In June's landmark Supreme Court decision Bostock v. Clayton County, Georgia, the high court found that the Civil Rights Act's ban on employment discrimination "on the basis of ... sex" also bans employment discrimination on the basis of sexuality and gender identity.

"In Bostock, the United States Supreme Court unequivocally held that the definition of 'sex' under federal law includes discrimination against transgender people," Orr wrote in an email to NBC News. "By maintaining and enforcing a categorical exclusion for surgical treatment for gender dysphoria, AHCCCS is impermissibly discriminating against transgender Medicaid recipients on the basis of sex and, as a result, the Court should enjoin AHCCCS from denying coverage under that exclusion."

The suit notes that Medicaid requires that recipients under age 21 receive "Early and Periodic Screening, Diagnostic and Treatment" so that major "medical, vision, dental, and hearing" problems are diagnosed and treated early in life. It then states that "[s]urgery to treat gender dysphoria, including male chest reconstruction surgery" is such a service.

Heidi Capriotti, a spokesperson for the Arizona Health Care Cost Containment System, declined to comment.

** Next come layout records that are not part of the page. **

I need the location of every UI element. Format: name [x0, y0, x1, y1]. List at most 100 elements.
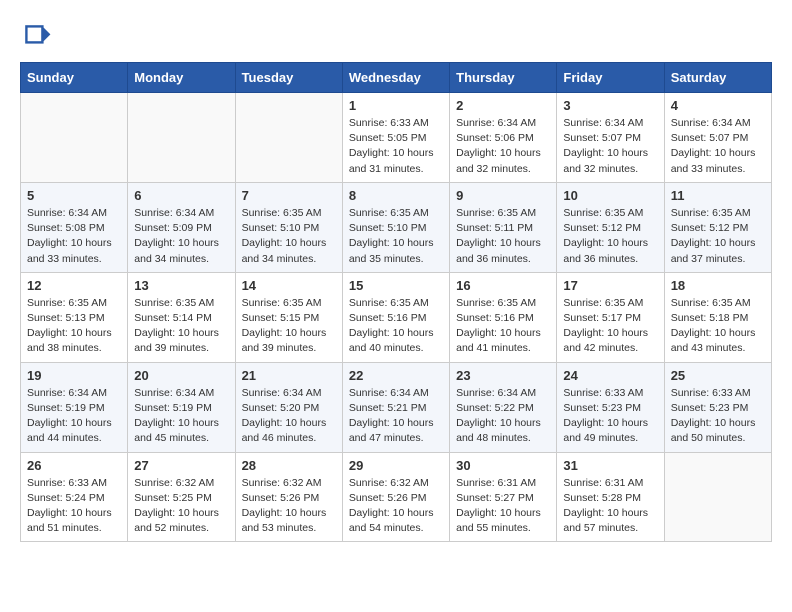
calendar-cell: 13 Sunrise: 6:35 AMSunset: 5:14 PMDayligh… — [128, 272, 235, 362]
day-number: 27 — [134, 458, 228, 473]
calendar-cell: 15 Sunrise: 6:35 AMSunset: 5:16 PMDayligh… — [342, 272, 449, 362]
day-info: Sunrise: 6:35 AMSunset: 5:16 PMDaylight:… — [456, 296, 550, 357]
calendar-cell: 18 Sunrise: 6:35 AMSunset: 5:18 PMDayligh… — [664, 272, 771, 362]
day-info: Sunrise: 6:33 AMSunset: 5:24 PMDaylight:… — [27, 476, 121, 537]
calendar-cell: 3 Sunrise: 6:34 AMSunset: 5:07 PMDaylight… — [557, 93, 664, 183]
day-info: Sunrise: 6:35 AMSunset: 5:13 PMDaylight:… — [27, 296, 121, 357]
day-number: 7 — [242, 188, 336, 203]
calendar-cell: 24Sunrise: 6:33 AMSunset: 5:23 PMDayligh… — [557, 362, 664, 452]
weekday-header: Tuesday — [235, 63, 342, 93]
day-number: 11 — [671, 188, 765, 203]
day-number: 4 — [671, 98, 765, 113]
calendar-cell: 25 Sunrise: 6:33 AMSunset: 5:23 PMDayligh… — [664, 362, 771, 452]
day-number: 18 — [671, 278, 765, 293]
day-info: Sunrise: 6:33 AMSunset: 5:05 PMDaylight:… — [349, 116, 443, 177]
calendar-cell: 6 Sunrise: 6:34 AMSunset: 5:09 PMDaylight… — [128, 182, 235, 272]
day-info: Sunrise: 6:34 AMSunset: 5:07 PMDaylight:… — [671, 116, 765, 177]
logo — [20, 20, 56, 52]
day-number: 21 — [242, 368, 336, 383]
calendar-cell: 8 Sunrise: 6:35 AMSunset: 5:10 PMDaylight… — [342, 182, 449, 272]
day-number: 8 — [349, 188, 443, 203]
day-info: Sunrise: 6:34 AMSunset: 5:20 PMDaylight:… — [242, 386, 336, 447]
day-number: 16 — [456, 278, 550, 293]
day-number: 31 — [563, 458, 657, 473]
weekday-header: Monday — [128, 63, 235, 93]
day-info: Sunrise: 6:35 AMSunset: 5:11 PMDaylight:… — [456, 206, 550, 267]
day-info: Sunrise: 6:32 AMSunset: 5:25 PMDaylight:… — [134, 476, 228, 537]
day-number: 30 — [456, 458, 550, 473]
calendar-cell: 19 Sunrise: 6:34 AMSunset: 5:19 PMDayligh… — [21, 362, 128, 452]
day-number: 9 — [456, 188, 550, 203]
page-header — [20, 20, 772, 52]
day-number: 25 — [671, 368, 765, 383]
calendar-cell: 14 Sunrise: 6:35 AMSunset: 5:15 PMDayligh… — [235, 272, 342, 362]
calendar-cell: 21 Sunrise: 6:34 AMSunset: 5:20 PMDayligh… — [235, 362, 342, 452]
day-number: 3 — [563, 98, 657, 113]
weekday-header: Friday — [557, 63, 664, 93]
day-info: Sunrise: 6:34 AMSunset: 5:08 PMDaylight:… — [27, 206, 121, 267]
day-info: Sunrise: 6:35 AMSunset: 5:16 PMDaylight:… — [349, 296, 443, 357]
day-number: 19 — [27, 368, 121, 383]
calendar-cell — [235, 93, 342, 183]
day-number: 17 — [563, 278, 657, 293]
calendar-cell: 27 Sunrise: 6:32 AMSunset: 5:25 PMDayligh… — [128, 452, 235, 542]
calendar-cell — [21, 93, 128, 183]
day-info: Sunrise: 6:34 AMSunset: 5:07 PMDaylight:… — [563, 116, 657, 177]
day-info: Sunrise: 6:34 AMSunset: 5:06 PMDaylight:… — [456, 116, 550, 177]
calendar-cell: 2 Sunrise: 6:34 AMSunset: 5:06 PMDaylight… — [450, 93, 557, 183]
day-info: Sunrise: 6:34 AMSunset: 5:19 PMDaylight:… — [134, 386, 228, 447]
calendar-cell — [664, 452, 771, 542]
calendar-cell: 10 Sunrise: 6:35 AMSunset: 5:12 PMDayligh… — [557, 182, 664, 272]
calendar-cell: 12Sunrise: 6:35 AMSunset: 5:13 PMDayligh… — [21, 272, 128, 362]
day-number: 23 — [456, 368, 550, 383]
day-info: Sunrise: 6:31 AMSunset: 5:28 PMDaylight:… — [563, 476, 657, 537]
day-number: 6 — [134, 188, 228, 203]
day-info: Sunrise: 6:32 AMSunset: 5:26 PMDaylight:… — [349, 476, 443, 537]
day-number: 15 — [349, 278, 443, 293]
calendar-cell: 31 Sunrise: 6:31 AMSunset: 5:28 PMDayligh… — [557, 452, 664, 542]
day-info: Sunrise: 6:35 AMSunset: 5:12 PMDaylight:… — [563, 206, 657, 267]
weekday-header: Thursday — [450, 63, 557, 93]
calendar-cell: 29 Sunrise: 6:32 AMSunset: 5:26 PMDayligh… — [342, 452, 449, 542]
day-info: Sunrise: 6:34 AMSunset: 5:09 PMDaylight:… — [134, 206, 228, 267]
logo-icon — [20, 20, 52, 52]
day-number: 10 — [563, 188, 657, 203]
calendar-cell: 7 Sunrise: 6:35 AMSunset: 5:10 PMDaylight… — [235, 182, 342, 272]
day-number: 5 — [27, 188, 121, 203]
day-number: 2 — [456, 98, 550, 113]
day-number: 28 — [242, 458, 336, 473]
calendar-cell — [128, 93, 235, 183]
weekday-header: Sunday — [21, 63, 128, 93]
day-info: Sunrise: 6:32 AMSunset: 5:26 PMDaylight:… — [242, 476, 336, 537]
day-info: Sunrise: 6:33 AMSunset: 5:23 PMDaylight:… — [671, 386, 765, 447]
calendar-cell: 9 Sunrise: 6:35 AMSunset: 5:11 PMDaylight… — [450, 182, 557, 272]
calendar-cell: 30 Sunrise: 6:31 AMSunset: 5:27 PMDayligh… — [450, 452, 557, 542]
day-info: Sunrise: 6:34 AMSunset: 5:19 PMDaylight:… — [27, 386, 121, 447]
weekday-header: Wednesday — [342, 63, 449, 93]
calendar-cell: 16 Sunrise: 6:35 AMSunset: 5:16 PMDayligh… — [450, 272, 557, 362]
day-info: Sunrise: 6:35 AMSunset: 5:17 PMDaylight:… — [563, 296, 657, 357]
day-info: Sunrise: 6:35 AMSunset: 5:10 PMDaylight:… — [242, 206, 336, 267]
day-number: 29 — [349, 458, 443, 473]
day-number: 14 — [242, 278, 336, 293]
day-info: Sunrise: 6:35 AMSunset: 5:10 PMDaylight:… — [349, 206, 443, 267]
day-info: Sunrise: 6:35 AMSunset: 5:14 PMDaylight:… — [134, 296, 228, 357]
day-info: Sunrise: 6:33 AMSunset: 5:23 PMDaylight:… — [563, 386, 657, 447]
day-number: 1 — [349, 98, 443, 113]
day-info: Sunrise: 6:31 AMSunset: 5:27 PMDaylight:… — [456, 476, 550, 537]
day-info: Sunrise: 6:34 AMSunset: 5:22 PMDaylight:… — [456, 386, 550, 447]
day-number: 13 — [134, 278, 228, 293]
calendar-cell: 17 Sunrise: 6:35 AMSunset: 5:17 PMDayligh… — [557, 272, 664, 362]
day-info: Sunrise: 6:35 AMSunset: 5:12 PMDaylight:… — [671, 206, 765, 267]
day-number: 20 — [134, 368, 228, 383]
calendar-cell: 1 Sunrise: 6:33 AMSunset: 5:05 PMDaylight… — [342, 93, 449, 183]
day-number: 26 — [27, 458, 121, 473]
day-info: Sunrise: 6:35 AMSunset: 5:18 PMDaylight:… — [671, 296, 765, 357]
calendar-table: SundayMondayTuesdayWednesdayThursdayFrid… — [20, 62, 772, 542]
calendar-cell: 5 Sunrise: 6:34 AMSunset: 5:08 PMDaylight… — [21, 182, 128, 272]
day-info: Sunrise: 6:34 AMSunset: 5:21 PMDaylight:… — [349, 386, 443, 447]
day-info: Sunrise: 6:35 AMSunset: 5:15 PMDaylight:… — [242, 296, 336, 357]
calendar-cell: 23 Sunrise: 6:34 AMSunset: 5:22 PMDayligh… — [450, 362, 557, 452]
calendar-cell: 11 Sunrise: 6:35 AMSunset: 5:12 PMDayligh… — [664, 182, 771, 272]
calendar-cell: 28 Sunrise: 6:32 AMSunset: 5:26 PMDayligh… — [235, 452, 342, 542]
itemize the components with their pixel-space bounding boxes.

A number of lawsuits involving transgender health care and insurance coverage have recently made headlines. Earlier this week, an Iowa appeals court dismissed a 2019 lawsuit challenging a state law that does not require Medicaid to pay for transgender Iowans' gender reassignment surgeries. And last month, a transgender man sued the University of Maryland Medical System in federal court, claiming his rights were violated when his gender-affirming surgery was canceled by one of the hospital system's subsidiaries. In perhaps the most high-profile case, 23 Democratic state attorneys general sued the Trump administration last month seeking to block its implementation of a rule overturning discrimination protections for transgender people in health care.